Seated in the dining room of the Bazaar by José Andrés in the SLS Hotel in South Beach, I am having a cocktail appropriately named #SaharaToSLS, and all around me the buzz is about SLS Las Vegas, SBE’s newest resort, opening Labor Day weekend in the former Sahara footprint. Our server asks me what it is like to live in Las Vegas, and he tells me he’s hoping for a transfer to Andrés’ Bazaar Meat, slated for a restaurant slot at SLS Las Vegas. The manager says one of his colleagues just left that morning for his new job as SLS Las Vegas’ director of food and beverage.
The talent, however, isn’t solely headed west. For six months, a stream of influential Las Vegans have been making their way to Miami to open nightclubs and restaurants. Leading the pack are chef Carla Pellegrino and nightclub impresario Cy Waits. As celebrity kitchens and electronic dance music created a new kind of boom in the desert, it also has swept South Beach.
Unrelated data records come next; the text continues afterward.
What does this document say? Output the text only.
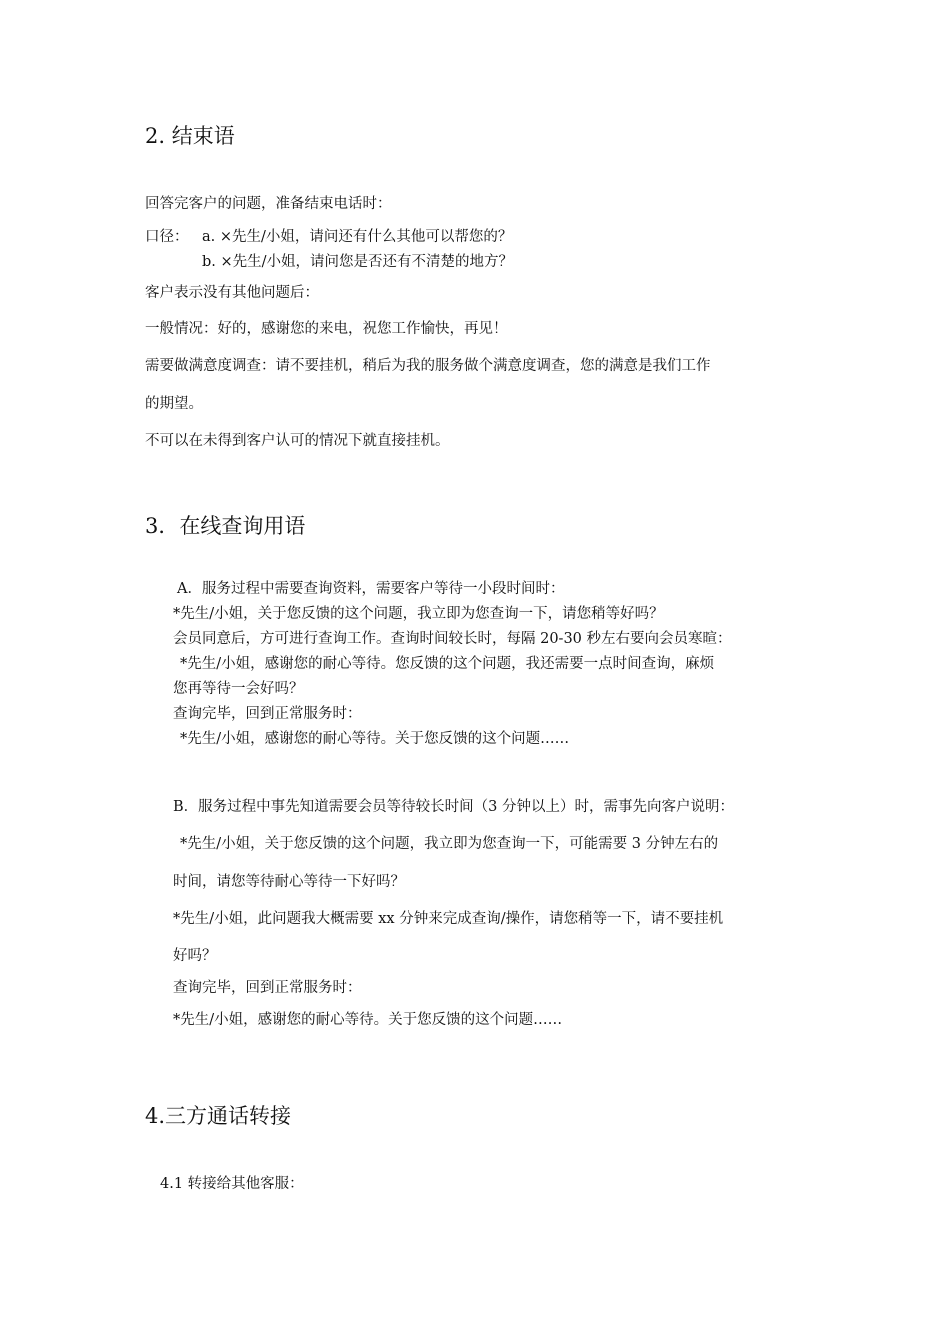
2. 结束语

回答完客户的问题，准备结束电话时：

口径： a. ×先生/小姐，请问还有什么其他可以帮您的？

b. ×先生/小姐，请问您是否还有不清楚的地方？

客户表示没有其他问题后：

一般情况：好的，感谢您的来电，祝您工作愉快，再见！

需要做满意度调查：请不要挂机，稍后为我的服务做个满意度调查，您的满意是我们工作

的期望。

不可以在未得到客户认可的情况下就直接挂机。

3．在线查询用语

A．服务过程中需要查询资料，需要客户等待一小段时间时：

*先生/小姐，关于您反馈的这个问题，我立即为您查询一下，请您稍等好吗？

会员同意后，方可进行查询工作。查询时间较长时，每隔 20-30 秒左右要向会员寒暄：

*先生/小姐，感谢您的耐心等待。您反馈的这个问题，我还需要一点时间查询，麻烦

您再等待一会好吗？

查询完毕，回到正常服务时：

*先生/小姐，感谢您的耐心等待。关于您反馈的这个问题……

B．服务过程中事先知道需要会员等待较长时间（3 分钟以上）时，需事先向客户说明：

*先生/小姐，关于您反馈的这个问题，我立即为您查询一下，可能需要 3 分钟左右的

时间，请您等待耐心等待一下好吗？

*先生/小姐，此问题我大概需要 xx 分钟来完成查询/操作，请您稍等一下，请不要挂机

好吗？

查询完毕，回到正常服务时：

*先生/小姐，感谢您的耐心等待。关于您反馈的这个问题……

4.三方通话转接

4.1 转接给其他客服：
Miami clubs are booking the same names as the Strip, and DJs are cashing in big from coast to coast, with Miami being called Vegas with a beach, and Las Vegas the Miami of the desert.
Waits, former managing partner of Drai’s and XS, recently opened Adoré Nightclub during Miami Music Week. With 40 tables, Adoré is Sin City stylish. “We are bringing Vegas to Miami,” Waits says. Adoré has flourishes such as tufted leather couches (fortified against stilettos with Kevlar); cellphone chargers at every booth, as well as locked cabinets to prevent theft; a customized video chandelier; and a floor-to-ceiling LED by the DJ booth. Lighting and sound accounted for more than $2 million of Adoré’s budget. Behind the scenes, there’s Champagne in the ladies room, as well as heated baby wipes. The emphasis is on boutique programming, with DJs including Morgan Page and Rebecca & Fiona. Waits is also focused on creating a strong industry night on Thursdays, a still wide-open opportunity in the city. “We’re not selling bottles,” Waits explains, “we’re selling an experience.”
Pellegrino, formerly of Rao’s in Caesars Palace and the Meatball Spot in Town Square as well as owner of Bratalian in Henderson, migrated to Miami in late 2013 to open Touché Rooftop Lounge & Restaurant atop E11even, a 25,000-square-foot hybrid space that is all at once a dayclub, nightclub, gentleman’s club and after-hours. Touché offers 360-degree views of the Miami skyline and indoor/outdoor seating via a retractable roof. “The concept is a unique fusion of a fine-dining experience paired with a rooftop lounge,” says the Top Chef alum. “Downtown Miami is an up-and-coming area right now. It’s also the very first time in my career that I am catering to several different audiences and working closely alongside DJs and their great music.” And while Touché crowns E11even, Pellegrino is quick to point out that her place has its own identity, purpose and musical programming apart from the party palace below. “I’m sure that there is crossover with our clientele and E11even since we are all in the same building, but 70 percent of our customers are only ours,” she says.
Downstairs, E11even is a round-the-clock entertainment experience conceived by Dennis DeGori. Partners also include Gino LoPinto, Ken DeGori, Derick Henry and Danny Solomon, all of whom have spent most of their careers in Las Vegas. “I came to Miami as I believed in its undeniable resurgence and saw a lot of parallels between Vegas of 2002 and today’s Miami,” DeGori says. “I knew exactly what direction I wanted to take.”
By day, E11even pulses with a cast of topless entertainers. At night, E11even Theatr11cs takes hold of the nightclub space, where the dancers are joined by performance artists, aerialists and contortionists (many of whom have worked in Las Vegas), all set against a backdrop of state-of-the-art sound and lighting technology. After hours, E11even Theatr11cs and the dancers spill into the cabaret. There’s a full menu from Touché, as well as 32 VIP rooms. Despite the toplessness, “E11even looks, feels and acts like a nightclub venue,” DeGori says. “We cater to both a male and female clientele.” Putting it into Las Vegas terms, DeGori says he classifies E11even as “a 24/7-Hakkasan-meets-the-Spearmint-Rhino-meets-Cirque du Soleil-meets-Drai’s Afterhours. With great food.”
Will we soon be seeing an Adoré, Touché or E11even exported to Las Vegas? At least one of these expats predicts yes, and sooner rather than later. “I already have two locations under review for expansion into the Las Vegas market,” DeGori says.